Помню как сейчас — я сидел с Олей в её комнате, выходившей окном во двор. Было часов пять солнечного мартовского вечера. Неожиданно, застёгивая полушубок, вошёл с обычной своей бодростью отец, — усы у него были теперь уже седые, но он по-прежнему держался молодцом, — и сказал:
— Нарочный из Васильевского. С Писаревым что-то вроде удара. Сейчас еду туда, — хочешь со мной?
Я поднялся, поражённый счастьем неожиданно попасть в Васильевское, увидеть Анхен, и мы тотчас же поехали. К удивлению нашему, Писарев был здоров и весел, сам дивился и не понимал, что такое с ним было. «А ты всё-таки пей-то поменьше», — сказал ему отец на другой день на прощанье в прихожей. «Пустяки!» — ответил Писарев, усмехаясь своими цыганскими глазами, помогая отцу надеть полушубок, — как сейчас вижу его, стройного, смуглого, чернобородого, в шёлковой косоворотке навыпуск, в чёрных лёгких шароварах и красных, шитых серебром чувяках. Мы спокойно воротились домой, а тут вскоре пошла полая вода, такая спорая и буйная, что наше сообщение с Васильевским недели на две совсем прервалось. На первый день Пасхи стало везде совсем сухо, зазеленели лозинки и выгоны. Мы все собрались ехать в Васильевское и уже вышли садиться в тарантас, как вдруг в воротах показалась лошадь, за ней беговые дрожки, а на них наш двоюродный брат Пётр Петрович Арсеньев.
— Христос воскресе, — сказал он, подъезжая, с каким-то преувеличенным спокойствием. — Вы в Васильевское? Как нельзя более вовремя. Писарев приказал долго жить. Проснулся нынче, вошёл к сестре, сел вдруг в кресло — и каюк…

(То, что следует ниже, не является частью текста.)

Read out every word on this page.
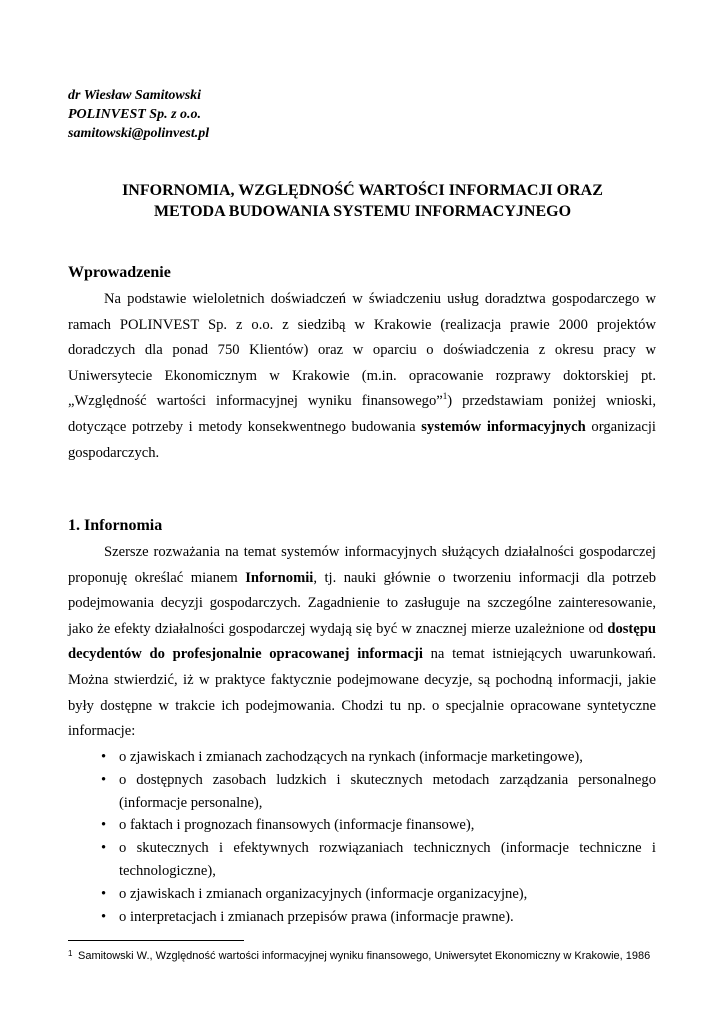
dr Wiesław Samitowski
POLINVEST Sp. z o.o.
samitowski@polinvest.pl
INFORNOMIA, WZGLĘDNOŚĆ WARTOŚCI INFORMACJI ORAZ
METODA BUDOWANIA SYSTEMU INFORMACYJNEGO
Wprowadzenie
Na podstawie wieloletnich doświadczeń w świadczeniu usług doradztwa gospodarczego w ramach POLINVEST Sp. z o.o. z siedzibą w Krakowie (realizacja prawie 2000 projektów doradczych dla ponad 750 Klientów) oraz w oparciu o doświadczenia z okresu pracy w Uniwersytecie Ekonomicznym w Krakowie (m.in. opracowanie rozprawy doktorskiej pt. „Względność wartości informacyjnej wyniku finansowego”$^1$) przedstawiam poniżej wnioski, dotyczące potrzeby i metody konsekwentnego budowania systemów informacyjnych organizacji gospodarczych.
1. Infornomia
Szersze rozważania na temat systemów informacyjnych służących działalności gospodarczej proponuję określać mianem Infornomii, tj. nauki głównie o tworzeniu informacji dla potrzeb podejmowania decyzji gospodarczych. Zagadnienie to zasługuje na szczególne zainteresowanie, jako że efekty działalności gospodarczej wydają się być w znacznej mierze uzależnione od dostępu decydentów do profesjonalnie opracowanej informacji na temat istniejących uwarunkowań. Można stwierdzić, iż w praktyce faktycznie podejmowane decyzje, są pochodną informacji, jakie były dostępne w trakcie ich podejmowania. Chodzi tu np. o specjalnie opracowane syntetyczne informacje:
• o zjawiskach i zmianach zachodzących na rynkach (informacje marketingowe),
• o dostępnych zasobach ludzkich i skutecznych metodach zarządzania personalnego (informacje personalne),
• o faktach i prognozach finansowych (informacje finansowe),
• o skutecznych i efektywnych rozwiązaniach technicznych (informacje techniczne i technologiczne),
• o zjawiskach i zmianach organizacyjnych (informacje organizacyjne),
• o interpretacjach i zmianach przepisów prawa (informacje prawne).
1 Samitowski W., Względność wartości informacyjnej wyniku finansowego, Uniwersytet Ekonomiczny w Krakowie, 1986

Писарева только что обмыли и убрали, когда мы вошли в его дом. Он лежал, являя обычную картину покойника, только что положенного на стол, — картину, поражавшую ещё только своей странностью, — в том самом зале, где две недели тому назад он стоял и улыбался на пороге, щурясь от вечернего солнца и своей папиросы. Он лежал с закрытыми глазами, — до сих пор вижу их лиловато-смуглую выпуклость, — но пока совсем как живой, с великолепно расчёсанными, ещё мокрыми смольными волосами и такой же бородой, в новом сюртуке, в крахмальной рубашке, с хорошо завязанным чёрным галстуком, по пояс прикрытый простынёй, под которой обозначились его прямо стоящие связанные ступни. Я спокойно и тупо глядел на него, даже пробовал его лоб и руки — они были почти теплы… К вечеру, однако, всё очень изменилось. Я уже понял, что случилось, и сам не свой вошёл в зал, когда позвали на первую панихиду. В окна зала ещё алел над дальними полями тёмный весенний закат, но сумерки, поднимавшиеся с тёмной речной долины, с тёмных сырых полей, со всей тёмной холодеющей земли, снизу затопляли его всё гуще, в тёмном зале, полном народу, было мутно от ладана, и сквозь эту темноту и муть у всех в руках золотисто горели восковые свечки, а из-за высоких церковных свечей, дымивших вокруг смертного одра красным пламенем, зловеще звучали возгласы священнослужителей, странно сменявшиеся радостно и беззаботно настойчивым: «Христос воскресе из мёртвых». И я пристально смотрел то вперёд, туда, где в дымном блеске и сумраке тускло и уже страшно мерцал как-то скорбно-поникший, потемневший за день лик покойника, то с горячей нежностью, с чувством единственного спасательного прибежища находил в толпе личико тихо и скромно стоявшей Анхен, тепло и невинно озарённое огоньком свечи снизу…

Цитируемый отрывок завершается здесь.